Geological wonders like the Grand Canyon, the Swiss Alps, and Belize’s Blue Hole are at the top of many people’s bucket lists. These spots are all astonishing, but our beautiful planet is packed full of other geological wonders that are equally awe-inspiring. Here are five fascinating geological wonders you’ve never heard of that deserve a visit.

Sarakiniko Beach, Milos Island, Greece

An aerial view of Greece's Sarakiniko Beach.
Credit: Marta Drozdziel/ Shutterstock

Greece is best known for having some of the world’s most famous archeological wonders like the Acropolis and the Island of Delos. But many people overlook the nation's amazing natural beauty, from its Mediterranean sunsets and beaches to mountains and groves of olive trees. Sarakiniko Beach on Milos Island is one of the most unique beaches in the world. Instead of sand, this beach has a shore made out of white lava rock that can be described as otherworldly. The grayish white hills and crevasses devoid of any vegetation are the closest thing that most people will get to visiting the moon. Cliff jumping into the shimmering turquoise sea and snorkeling to a nearby shipwreck are popular activities here.

Marble Caves, Patagonia, Chile

The marbled caves of Patagonia, Chile.
Credit: Alberto Loyo/ Shutterstock

Amidst the towering snow capped mountains of Patagonia National Park is the sparkling General Carrera Lake, the largest glacial lake in Chile. Located in the middle of this lake are the astonishing Marble Caves. These caves are only accessible by boat or kayak, making them a unique wonder that many people don’t get to see. Picture this. It’s a nice warm sunny day, your kayak paddle cuts smoothly through the crystal clear water as you pass by a group of secluded rock islands. The marble caves will come into view and as the tip of your boat enters the caves, you’ll look up to a cave ceiling covered in every shade of blue imaginable- cobalt, turquoise, seafoam. Spring is when the cave’s colors are the brightest, but any time of year is a great time to visit.

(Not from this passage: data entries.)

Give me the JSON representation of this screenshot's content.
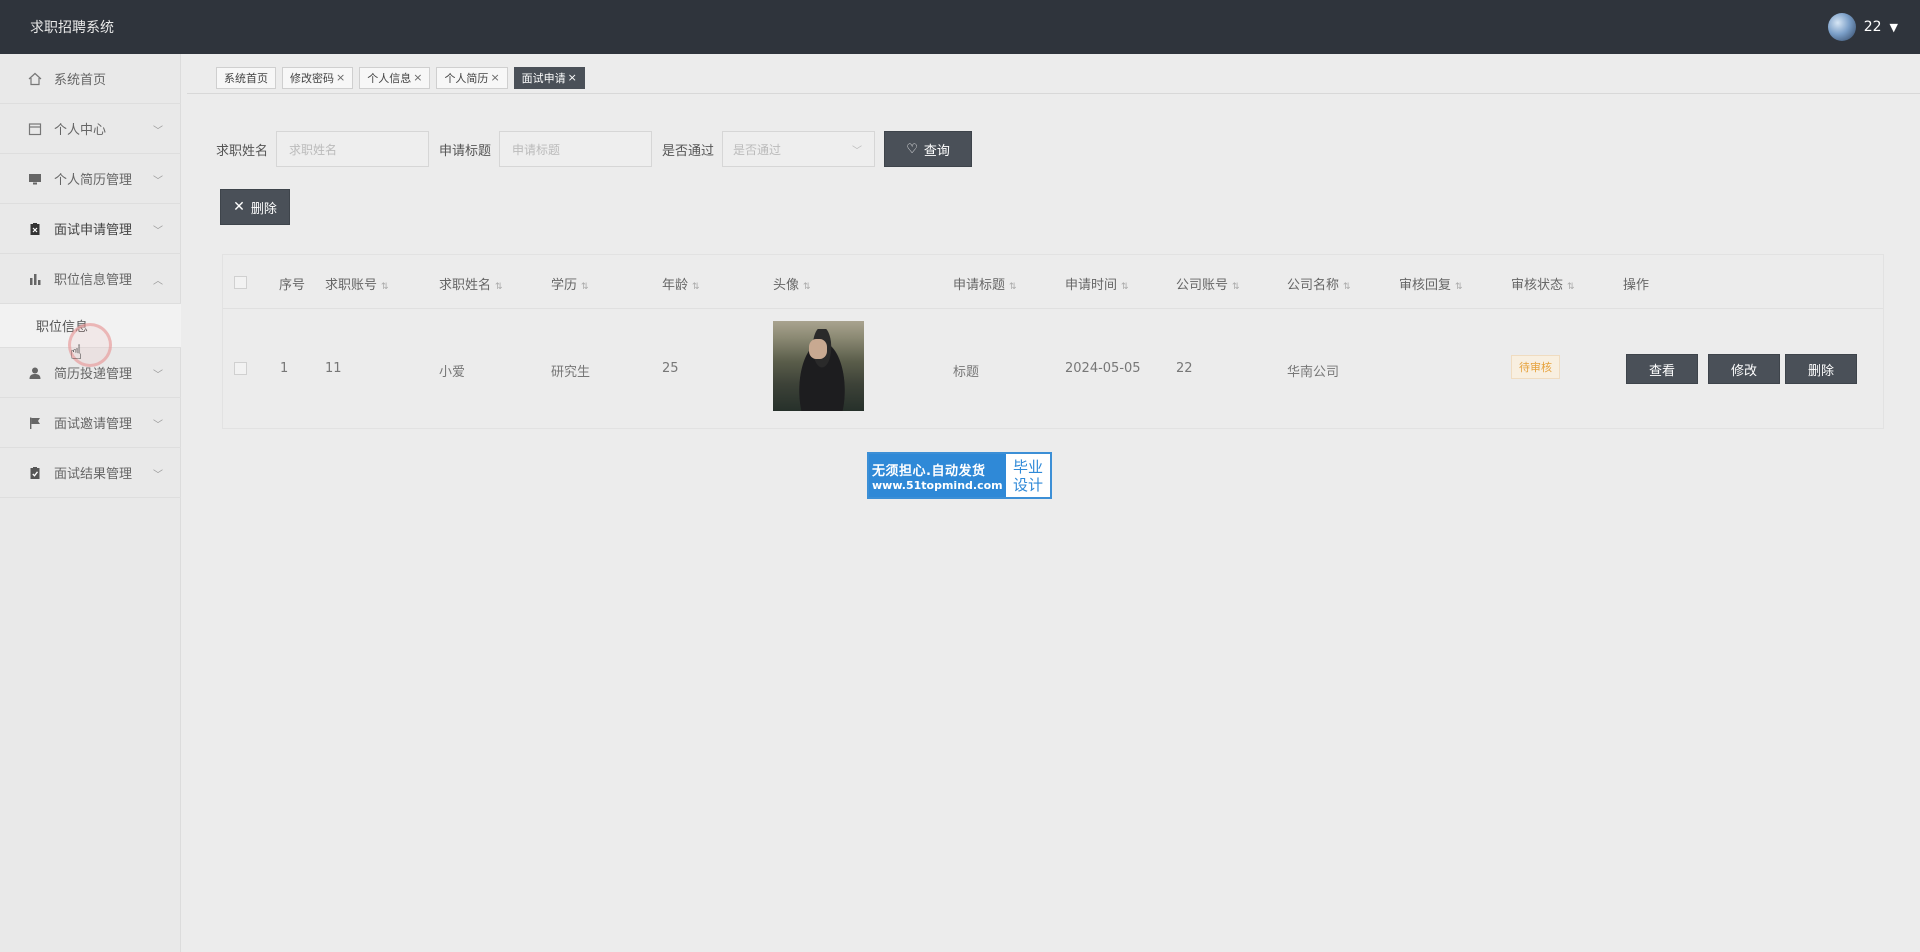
{
  "header": {
    "app_title": "求职招聘系统",
    "username": "22"
  },
  "sidebar": {
    "items": [
      {
        "label": "系统首页",
        "icon": "home-icon"
      },
      {
        "label": "个人中心",
        "icon": "calendar-icon"
      },
      {
        "label": "个人简历管理",
        "icon": "monitor-icon"
      },
      {
        "label": "面试申请管理",
        "icon": "clipboard-icon"
      },
      {
        "label": "职位信息管理",
        "icon": "bar-chart-icon"
      },
      {
        "label": "简历投递管理",
        "icon": "user-icon"
      },
      {
        "label": "面试邀请管理",
        "icon": "flag-icon"
      },
      {
        "label": "面试结果管理",
        "icon": "clipboard-check-icon"
      }
    ],
    "submenu": {
      "label": "职位信息"
    }
  },
  "tabs": [
    {
      "label": "系统首页",
      "closable": false
    },
    {
      "label": "修改密码",
      "closable": true
    },
    {
      "label": "个人信息",
      "closable": true
    },
    {
      "label": "个人简历",
      "closable": true
    },
    {
      "label": "面试申请",
      "closable": true,
      "active": true
    }
  ],
  "tab_close_glyph": "×",
  "search": {
    "name_label": "求职姓名",
    "name_placeholder": "求职姓名",
    "title_label": "申请标题",
    "title_placeholder": "申请标题",
    "pass_label": "是否通过",
    "pass_placeholder": "是否通过",
    "query_button": "查询"
  },
  "actions": {
    "delete_button": "删除"
  },
  "table": {
    "columns": [
      "序号",
      "求职账号",
      "求职姓名",
      "学历",
      "年龄",
      "头像",
      "申请标题",
      "申请时间",
      "公司账号",
      "公司名称",
      "审核回复",
      "审核状态",
      "操作"
    ],
    "rows": [
      {
        "index": "1",
        "account": "11",
        "name": "小爱",
        "education": "研究生",
        "age": "25",
        "title": "标题",
        "time": "2024-05-05",
        "company_account": "22",
        "company_name": "华南公司",
        "reply": "",
        "status": "待审核",
        "btn_view": "查看",
        "btn_edit": "修改",
        "btn_delete": "删除"
      }
    ]
  },
  "watermark": {
    "line1": "无须担心.自动发货",
    "line2": "www.51topmind.com",
    "right1": "毕业",
    "right2": "设计"
  },
  "colors": {
    "header_bg": "#2f343c",
    "button_dark": "#4a5058",
    "status_warning": "#e6a23c",
    "watermark_blue": "#2f89d7"
  }
}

Bonneville Salt Flats, Utah, U.S.

The incredible, white salt flats of Utah.
Credit: Berzina/ Shutterstock

Bolivia’s salt flats tend to get all the attention, but equally stunning salt flats exist all around the world. Bonneville Salt Flats, located just 110 miles from Salt Lake City in Utah are some of the best salt flats in the United States. At first glance, the salt flats look like a large lake covered in snow, but upon closer inspection you’ll find a thick, blindingly white crust of salt at the bottom of what was a lakebed millions of years ago. In the evening, the pinks and purples of the sunset will reflect across the salt flats, bringing out the interesting hexagonal pattern of the salt. Fun fact – aside from being a geological wonder, Bonneville Salt Flats is also an international racing hub and popular place to shoot car commercials!

Ban Gioc, China/Vietnam

Ban Gioc waterfalls on the China-Vietnam border.
Credit: French Jessica Lee/ Shutterstock

Each year, millions of people visit the cross-border waterfalls of Niagara Falls and Iguazu Falls to check these iconic sites off their bucket list. But in the deep-green forested mountains along the China-Vietnam border is another marvelous cross-border waterfall that not as many people know about. Ban Gioc is technically a group of two waterfalls but during the rainy months, the waterfalls converge into one to create the largest waterfall in Asia. The waterfall drops about 98 feet through trees, cliffs, and limestone pools. Throughout the valley, the thundering sound of the powerful, breathtaking waterfall can be heard.

Giant's Causeway, Northern Ireland

Giant's Causeway in Northern Ireland.
Credit: DrimaFilm/ Shutterstock

Located below the rich green sea cliffs of Northern Ireland is perhaps one of the most perplexing geological wonders in the world. Giant’s Causeway is a collection of over 40,000 hexagonal columns of ballast. The result of volcanic activity that took place in the area more than 60 million years ago, the columns' unnaturally straight edges and uniform stepping-stone shape make it hard to believe that these stones formed naturally. Giant’s Causeway gets its name from a local legend. Locals believed that these ‘stepping stones’ were created by a giant hero named Fion Mac Cumhaill to help him walk across the sea to fight a rival giant from Scotland.